Paraziter hastalıklarla en etkin mücadelenin başında şüphesiz hastalıktan korumak esastır. Ancak hastalığın bulaşması halinde hasta hayvanı tedavi etmek de o kadar önemlidir. Yukarıda belirtilen hastalık etkenlerinin;
* öncelikle yurdumuzun hangi bölgelerinde ne tür parazit bulunduğunu belirlemek gerekir.
* Bu bölgelerde parazitlerin biyolojilerinden çok, önemli rol oynayan çevre koşullarının enfektif hale geçebilmesi ısı, rutubet, toprağın fiziksel ve kimyasal özellikleri ile bitki örtüsü gibi çevre koşullarına bağlıdır. Keza indirekt gelişen parazitlerin bu yerlerdeki ara konakcıları da bu gibi çevre koşulları altında mevsimsel aktivite gösterirler. Bu nedenle değişik iklim özelliği gösteren her yöre için parazitlerin biyolojilerinin araştırılmasında mücadele yer ve zamanın seçilmesi bakımından önemi vardır. Aksi halde koruyucu tedbirlerin alınması güçleşebileceği gibi tedavide geç kalma sakıncaları doğacaktır.
* Etkin ve ucuz ilaç seçilmeli,
* Hayvan hareketlerinin ve kaçak kesimlerin paraziter hastalıkların yayılmasında önemli yeri vardır.
* Hijyenik olmayan ahır ve ağıllar özellikle yetersiz ve kalitesiz ot bulunan meralarda yoğun hayvan otlatılması, hayvanların daha çok sayıda parazitle enfekte olmalarını kolaylaştırır. Bu nedenle hayvan barınaklarının düzeltilmesi, meraların ıslahı, otlatılan hayvan sayısının sınırlandırılması gerekir.

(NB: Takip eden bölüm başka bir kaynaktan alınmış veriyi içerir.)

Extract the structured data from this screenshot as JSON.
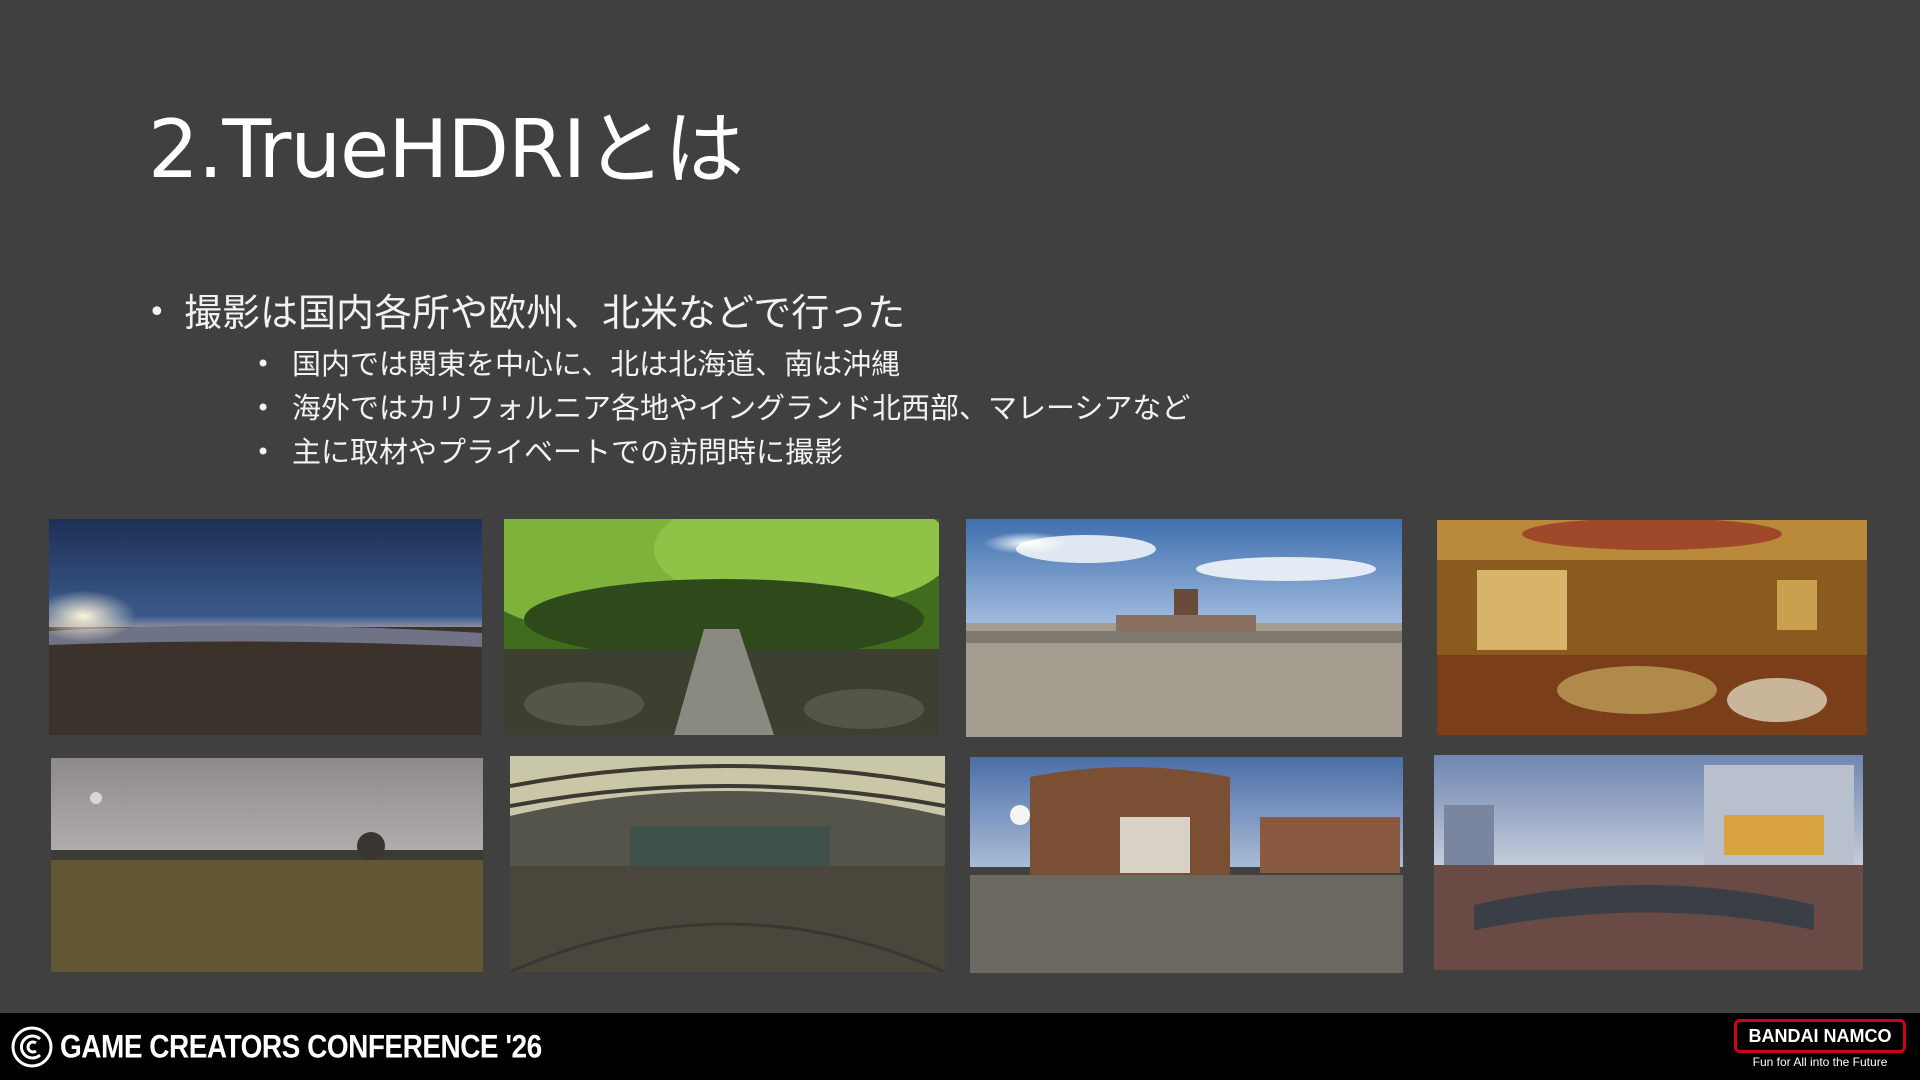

Hayvan hastalıkları ile mücadelede en önemli etkenlerden birisi de hastalığın en kısa ve seri şekilde teşhislerinin yapılarak ilgili 3285 sayılı S.H.S.Z. Kanunu gereğince kordon konulup, çevre il ve ilçelere duyurulması, hastalık mahallinde dezenfeksiyon yapılıp, tedaviye başlanması ve hastalığın çıktığı yerden hayvan ve hayvansal gıdaların giriş ve çıkışlarının yasaklanması gerekir. İnsan sağlığını etkileyen hastalıkların %90’nı hayvan ve hayvansal gıdalarla bulaşmaktadır.
Hastalıkların mücadelesinde ve yayılmasında kontrolsüz olarak yurtiçi yapılan hayvan sevkleri de önemlidir. Muayeneden geçirilmemiş ve sağlık raporu alınmamış hayvanların (özellikle hastalıklı mahalden) nakillerinin yapılması, gerek insan sağlığını, gerekse hayvan sağlığını daima tehdit etmektedir. Dini bayramlarda ve kişisel ihtiyaç için kesimi yapılan ve tüketime arz edilen hayvan ve hayvansal gıdaların kontrollerinin yapıldıktan sonra tüketilmesi gerekir. Bunun için de belirli zamanlarda üretici ve tüketicilerin hizmet içi eğitime tabi tutularak bilgilendirilmeleri gerekir. Kesimi yapılan veya ölen her türlü hayvan artıklarının derin çukurlara gömülerek üzerlerine kireç atıldıktan sonra gömülmesi gerekir.